From the author…
My books feature older couples–forty-something and up– as the lead characters. I write romance fiction, not Women’s Fiction and by this I mean the love story drives the plot rather than being a romantic element of the story. I am passionate about making women over the age of 40 visible, and portraying these women as intelligent, vibrant, sensual, sexual, whole people rather than as the stereotypes we see, or more rightly seldom see, thanks to Hollywood.
What we see on the big and small screen and what we are presented in fictional forms matters. The sexist and ageist entertainment we are so used to seeing (Tom Cruise paired with a woman 20 years his junior) and not seeing has created a vicious circle. Since there are so few older women presented in positive ways, there is an assumption no one wants to see older women presented in any way–except perhaps as stereotyped comic foils, villains, or secondary characters. This results in younger women having no role models to aspire to be and fosters the fear that growing older means becoming lesser, or places the focus on aging as decline or disease, instead of a wealth of experience and a life still to live.

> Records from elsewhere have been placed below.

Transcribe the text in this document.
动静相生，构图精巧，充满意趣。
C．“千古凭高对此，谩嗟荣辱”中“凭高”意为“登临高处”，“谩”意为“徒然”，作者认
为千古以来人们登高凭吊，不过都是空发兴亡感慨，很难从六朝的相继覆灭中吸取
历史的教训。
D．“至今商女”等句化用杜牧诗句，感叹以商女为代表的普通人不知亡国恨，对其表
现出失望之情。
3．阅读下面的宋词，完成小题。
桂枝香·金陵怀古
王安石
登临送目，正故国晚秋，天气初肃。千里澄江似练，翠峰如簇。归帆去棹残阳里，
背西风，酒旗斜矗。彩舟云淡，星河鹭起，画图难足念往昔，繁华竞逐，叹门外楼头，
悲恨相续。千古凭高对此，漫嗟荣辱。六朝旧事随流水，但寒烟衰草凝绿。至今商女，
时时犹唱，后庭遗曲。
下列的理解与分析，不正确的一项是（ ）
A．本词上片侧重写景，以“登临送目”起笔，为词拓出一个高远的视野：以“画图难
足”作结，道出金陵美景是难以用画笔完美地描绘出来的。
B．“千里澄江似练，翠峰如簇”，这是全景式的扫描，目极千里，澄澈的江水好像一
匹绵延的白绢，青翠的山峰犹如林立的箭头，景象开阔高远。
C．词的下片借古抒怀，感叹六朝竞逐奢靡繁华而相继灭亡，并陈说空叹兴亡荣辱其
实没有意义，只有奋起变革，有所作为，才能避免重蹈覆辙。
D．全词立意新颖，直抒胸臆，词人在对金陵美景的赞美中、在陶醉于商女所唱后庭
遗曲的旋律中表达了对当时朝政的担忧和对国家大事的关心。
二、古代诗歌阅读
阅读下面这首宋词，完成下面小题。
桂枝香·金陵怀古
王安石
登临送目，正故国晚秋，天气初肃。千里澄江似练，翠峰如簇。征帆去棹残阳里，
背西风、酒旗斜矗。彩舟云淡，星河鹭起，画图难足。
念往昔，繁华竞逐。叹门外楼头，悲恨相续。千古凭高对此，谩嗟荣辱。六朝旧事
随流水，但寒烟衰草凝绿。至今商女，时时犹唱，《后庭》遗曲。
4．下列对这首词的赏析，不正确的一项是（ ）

This happens within Hollywood and within romance publishing.
It also results in mature-aged women being moved out of the Romance genre into Women’s Fiction, shoved into a handful of roles (grandma, harpy, cougar) or being erased from view completely. The thing is, women of a certain age DO want to see themselves presented in positive ways that match their reality and show they are intelligent, vibrant, sensual, sexual, whole people, not stereotypes. I am out to erase this sexist and ageist pervasive attitude and bring about a new norm, one that casts women of a certain age (I hate that expression) as the fascinating human beings they are. But mostly, I want to show that love happens at any and every age–and not just to silver fox men like Bruce Willis.